De Vos’s revelation comes as a UN classification system used to determine access to food has officially declared famine in Gaza on Friday, saying more than half a million Palestinians are facing catastrophic famine conditions, which include starvation, destitution and death, adding to the 60,000 people killed by Israel, with nearly a third of the dead under the age of 18.
IOL’s request for comment was unsuccessful, as Green declined to answer questions about how publishing Gaza opinion pieces contributes to public debate and democratic decision-making, whether the Daily Maverick will stop publishing Gaza-related opinions, or whether a policy change has affected Gaza content.
IOL also sought comment on whether her actions interfere with newsroom processes or editorial independence amid the allegations, but Green refused to engage.
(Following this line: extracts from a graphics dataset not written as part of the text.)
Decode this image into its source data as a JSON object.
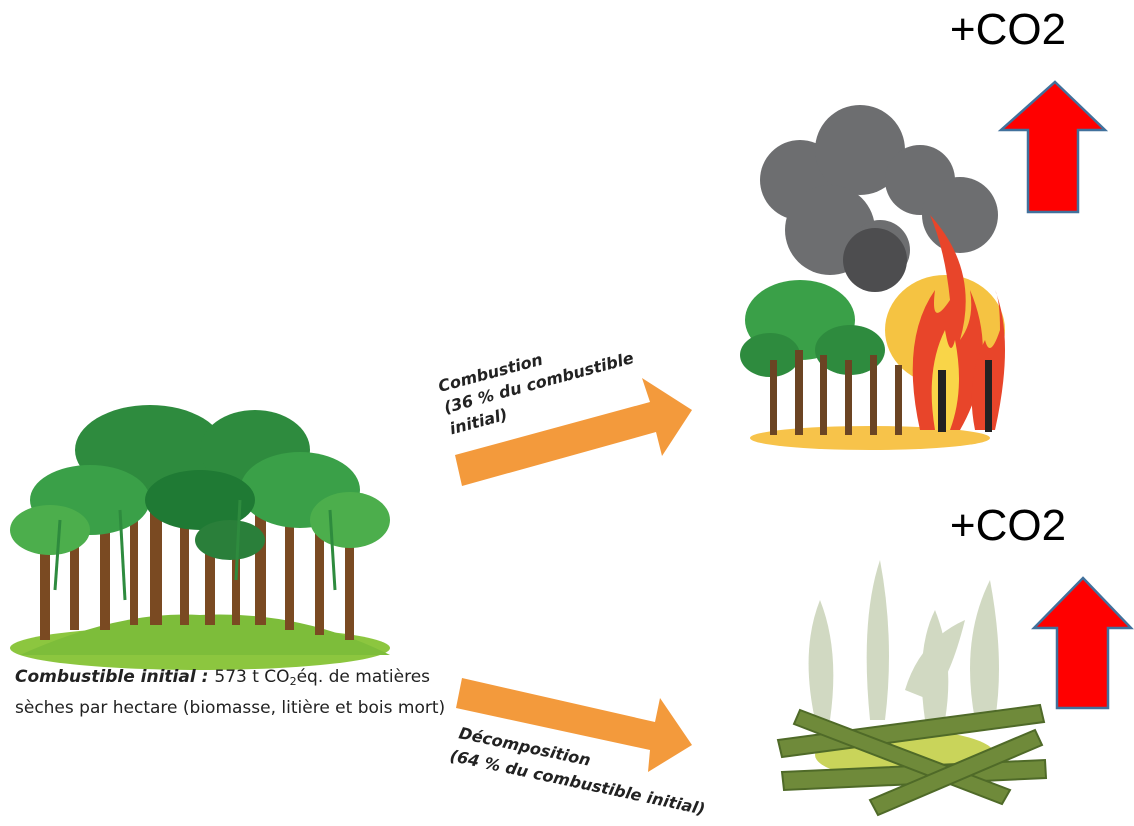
{
  "co2_top": {
    "label": "+CO2"
  },
  "co2_bottom": {
    "label": "+CO2"
  },
  "combustion": {
    "lines": [
      "Combustion",
      "(36 % du combustible",
      "initial)"
    ]
  },
  "decomposition": {
    "lines": [
      "Décomposition",
      "(64 % du combustible initial)"
    ]
  },
  "caption": {
    "label": "Combustible initial :",
    "parts": [
      "573 t CO",
      "2",
      "éq. de matières"
    ],
    "line2": "sèches par hectare (biomasse, litière et bois mort)"
  }
}
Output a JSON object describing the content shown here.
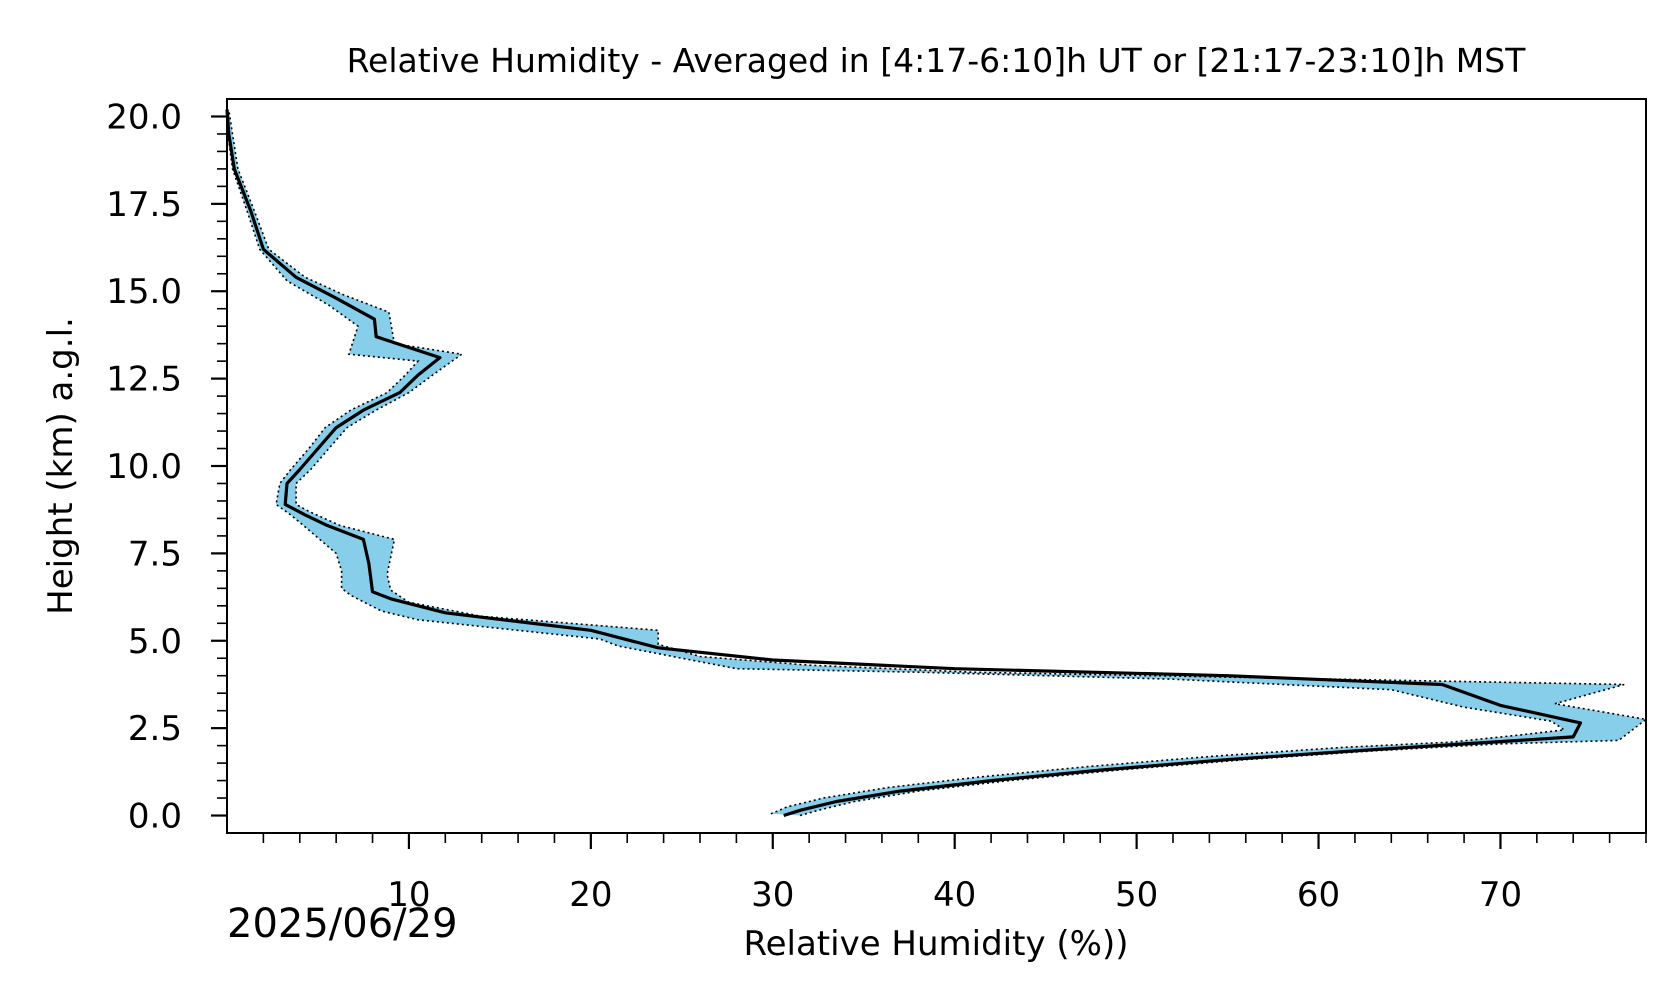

The allegations come amid broader scrutiny of editorial decisions at South African outlets regarding Gaza coverage and opinion pieces.
In his piece, de Vos raises concerns about the dehumanising of genocide by apologists who, in defence of the genocide being committed by Israel, dismiss the suffering of others in Palestine.
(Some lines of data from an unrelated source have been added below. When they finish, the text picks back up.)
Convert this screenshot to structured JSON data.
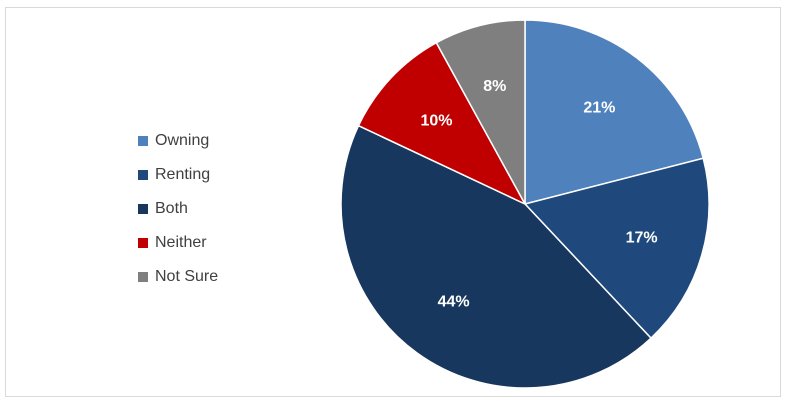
{
  "chart_data": {
    "type": "pie",
    "title": "",
    "legend_position": "left",
    "categories": [
      "Owning",
      "Renting",
      "Both",
      "Neither",
      "Not Sure"
    ],
    "values": [
      21,
      17,
      44,
      10,
      8
    ],
    "labels": [
      "21%",
      "17%",
      "44%",
      "10%",
      "8%"
    ],
    "colors": [
      "#4f81bd",
      "#1f497d",
      "#17375e",
      "#c00000",
      "#7f7f7f"
    ],
    "start_angle": "12 o'clock",
    "direction": "clockwise"
  }
}
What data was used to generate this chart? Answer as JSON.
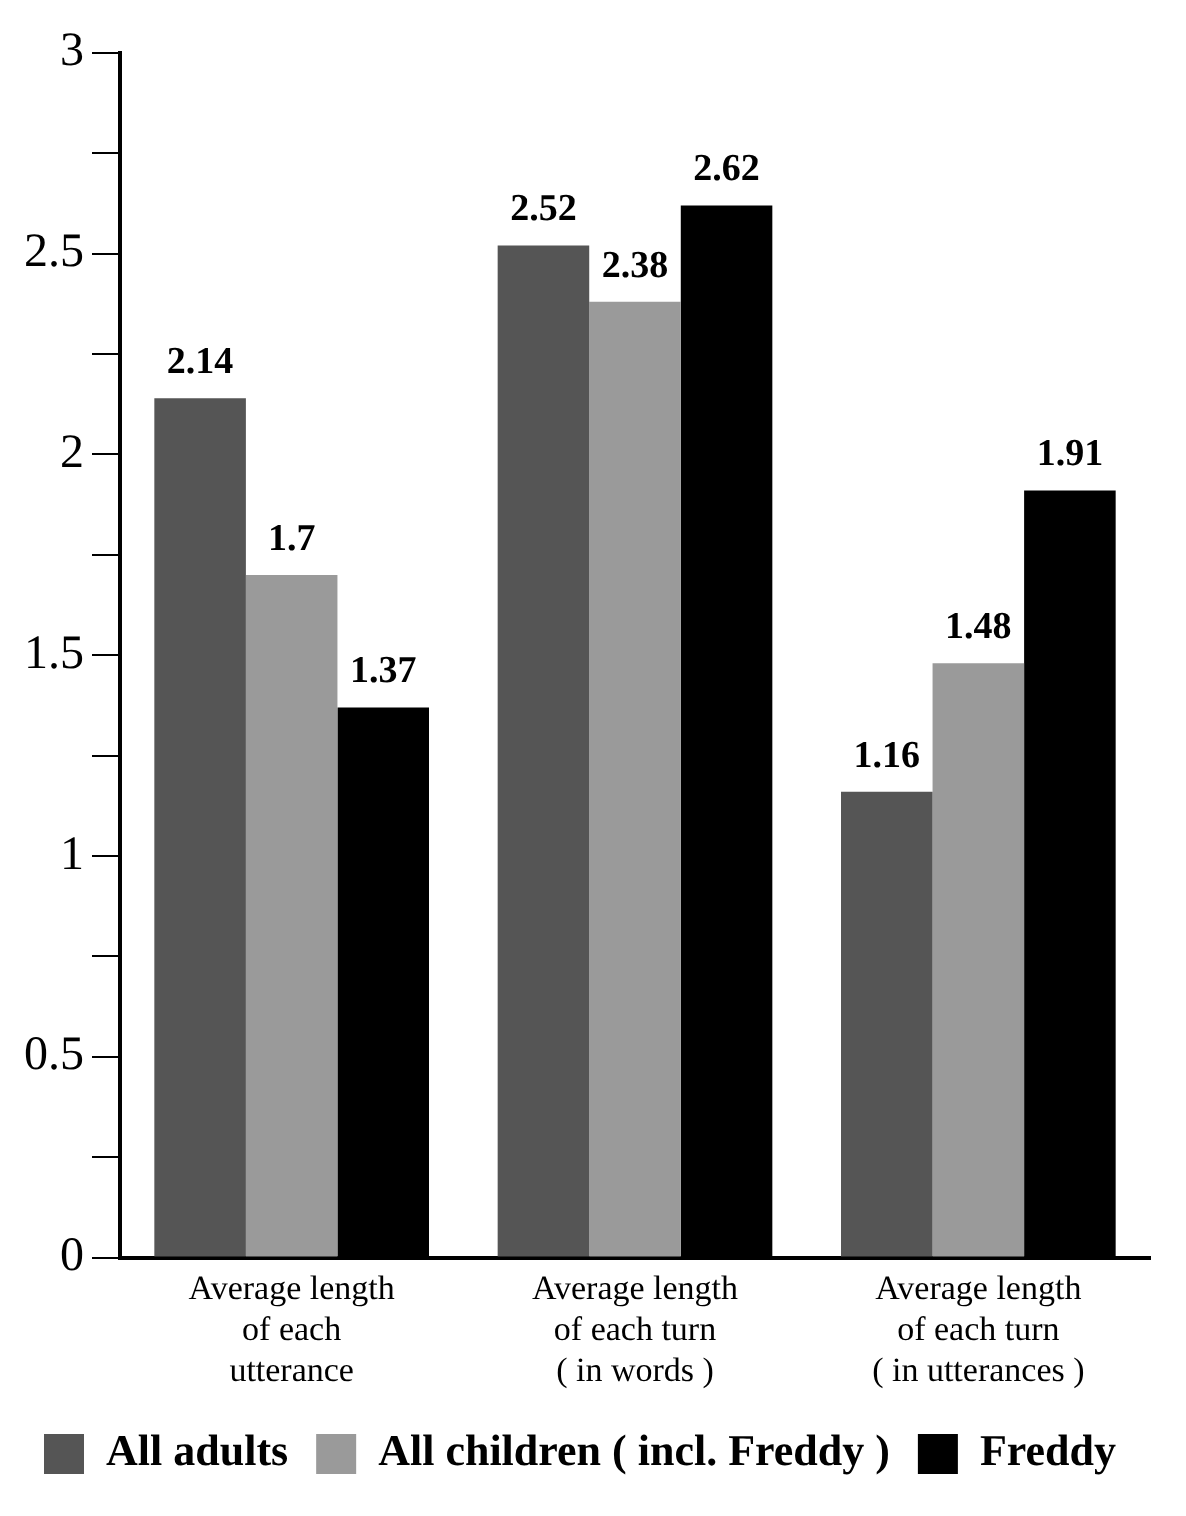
{
  "chart_data": {
    "type": "bar",
    "categories": [
      "Average length of each utterance",
      "Average length of each turn ( in words )",
      "Average length of each turn ( in utterances )"
    ],
    "series": [
      {
        "name": "All adults",
        "color": "#555555",
        "values": [
          2.14,
          2.52,
          1.16
        ]
      },
      {
        "name": "All children ( incl. Freddy )",
        "color": "#9a9a9a",
        "values": [
          1.7,
          2.38,
          1.48
        ]
      },
      {
        "name": "Freddy",
        "color": "#000000",
        "values": [
          1.37,
          2.62,
          1.91
        ]
      }
    ],
    "ylim": [
      0,
      3
    ],
    "yticks": [
      0,
      {
        "value": 0.25,
        "label": null
      },
      0.5,
      {
        "value": 0.75,
        "label": null
      },
      1,
      {
        "value": 1.25,
        "label": null
      },
      1.5,
      {
        "value": 1.75,
        "label": null
      },
      2,
      {
        "value": 2.25,
        "label": null
      },
      2.5,
      {
        "value": 2.75,
        "label": null
      },
      3
    ],
    "grid": false,
    "legend": "bottom",
    "data_labels": true
  }
}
“Last week I posted a message on Facebook and the site formally known as Twitter (some of us luddites still maintain a presence on these sites) to alert people to an upcoming protest march in Sea Point against the ongoing Israeli genocide in Gaza, as well as the regime’s cold-blooded assassination of journalists working in Gaza.”
“The negative responses – many of them in Afrikaans – came in thick and fast, mostly abusive, angry, and incoherent, with the usual sprinkling of homophobia in between, ” de Vos wrote.
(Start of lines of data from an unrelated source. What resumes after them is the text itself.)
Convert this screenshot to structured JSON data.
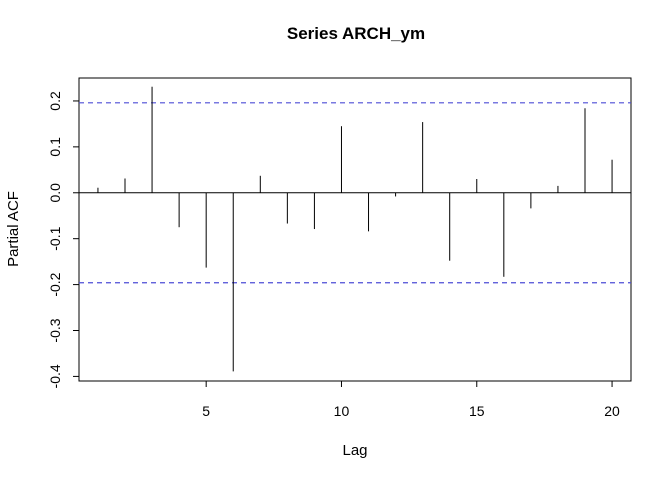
{
  "chart_data": {
    "type": "bar",
    "title": "Series  ARCH_ym",
    "xlabel": "Lag",
    "ylabel": "Partial ACF",
    "xlim": [
      0.3,
      20.7
    ],
    "ylim": [
      -0.41,
      0.25
    ],
    "x_ticks": [
      5,
      10,
      15,
      20
    ],
    "x_tick_labels": [
      "5",
      "10",
      "15",
      "20"
    ],
    "y_ticks": [
      -0.4,
      -0.3,
      -0.2,
      -0.1,
      0.0,
      0.1,
      0.2
    ],
    "y_tick_labels": [
      "-0.4",
      "-0.3",
      "-0.2",
      "-0.1",
      "0.0",
      "0.1",
      "0.2"
    ],
    "lags": [
      1,
      2,
      3,
      4,
      5,
      6,
      7,
      8,
      9,
      10,
      11,
      12,
      13,
      14,
      15,
      16,
      17,
      18,
      19,
      20
    ],
    "values": [
      0.011,
      0.031,
      0.231,
      -0.075,
      -0.163,
      -0.389,
      0.037,
      -0.067,
      -0.079,
      0.145,
      -0.084,
      -0.008,
      0.154,
      -0.148,
      0.03,
      -0.183,
      -0.034,
      0.015,
      0.184,
      0.072
    ],
    "confidence_bound": 0.196,
    "colors": {
      "spike": "#000000",
      "bound": "#4d4dd6",
      "axis": "#000000"
    },
    "grid": false,
    "legend": "none"
  }
}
He added that “Palestinians were human beings with infinite and equal worth and thus like everybody else deserving of being treated as individual human beings and not as non-beings who could be starved and murdered for no other reason than that they are Palestinians.”
In related coverage, Muslim News reported on Friday on a separate matter involving former press ombud Johan Retief, who criticized the Sunday Times and The Citizen for failing to disclose sponsorship of trips to Israel by the SA Jewish Board of Deputies (SAJBD)
He argued that such sponsorship constitutes a conflict of interest and compromises editorial independence.
Retief invoked Articles 2.1 to 3.2 of the Press Code, which warns that the media should not allow commercial or other non-professional considerations to influence reporting and should indicate when outside organisations have contributed to news gathering.
He stated that seasoned journalists should have known to disclose sponsorship and described the omission as a scandal eroding the credibility of those publications and South African media generally.
“To me, it is unthinkable that newspapers with the stature of those two would fail to mention that the SAJBD had sponsored their excursion,” Retief added.